La théorie du stress a été modélisée. Elle comprend trois étapes ; la première constitue l’état d’alerte, c’est celle qui correspond au moment précis où l’agression a lieu. Quelques paramètres s’élèvent alors brutalement. Cet état d’alerte apparaît par exemple quand la porte claque, et qu’on sursaute. La deuxième étape est celle de l’adaptation chronique, où on puise dans ses réserves pour faire face au stress. La porte continue à claquer tout l’après-midi, on n’y fait plus attention. A ce stade-là, bien des paramètres biologiques sont rigoureusement normaux. Mais à un prix énorme ! La dernière étape est celle de l’épuisement ou de la décompensation. A ce moment-là, sans qu’il y ait eu de changement brutal dans le contenu d‘entraînement, l’athlète tombe épuisé. La porte claque une fois de trop : On la défonce à grands coups de latte. Certains paramètres, jusque alors très haut, s’effondrent à leur tour. Suivant l’étape de cette évolution où on se trouve au moment du dosage, la biologie ne pourra pas forcément nous fournir des informations faciles à interpréter. Si on ajoute à ceci le caractère individuel de la réponse à l’exercice, et les difficultés à comparer les résultats d’un sport à l’autre (car tous ne sont pas aussi traumatisants sur le plan musculaire), il devient évident qu’on ne peut pas attendre des scientifiques qu’ils découvrent un profil biologique universel du sportif surentraîné.

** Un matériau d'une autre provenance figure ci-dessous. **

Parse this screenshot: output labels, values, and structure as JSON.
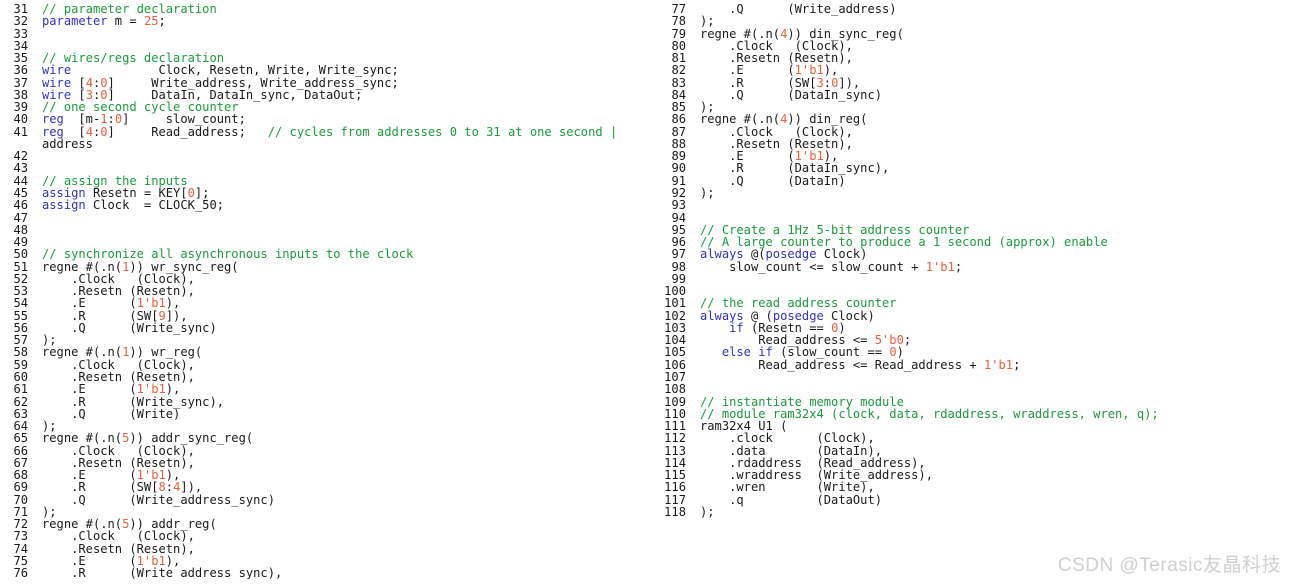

Certes, nul ne peut nier que l’entraînement intensif représente une forme d’agression extrême et multiforme, qui affecte profondément l’activité des glandes, dont l’activité chute alors. Mais de sérieux doutes existent quant au fait que ces perturbations seraient la cause, plutôt que la conséquence, du surentraînement. De plus, certaines observations fréquemment faites chez des athlètes surentraînés n’entrent pas dans ce cadre. D’autres théories furent donc avancées ces dix dernières années.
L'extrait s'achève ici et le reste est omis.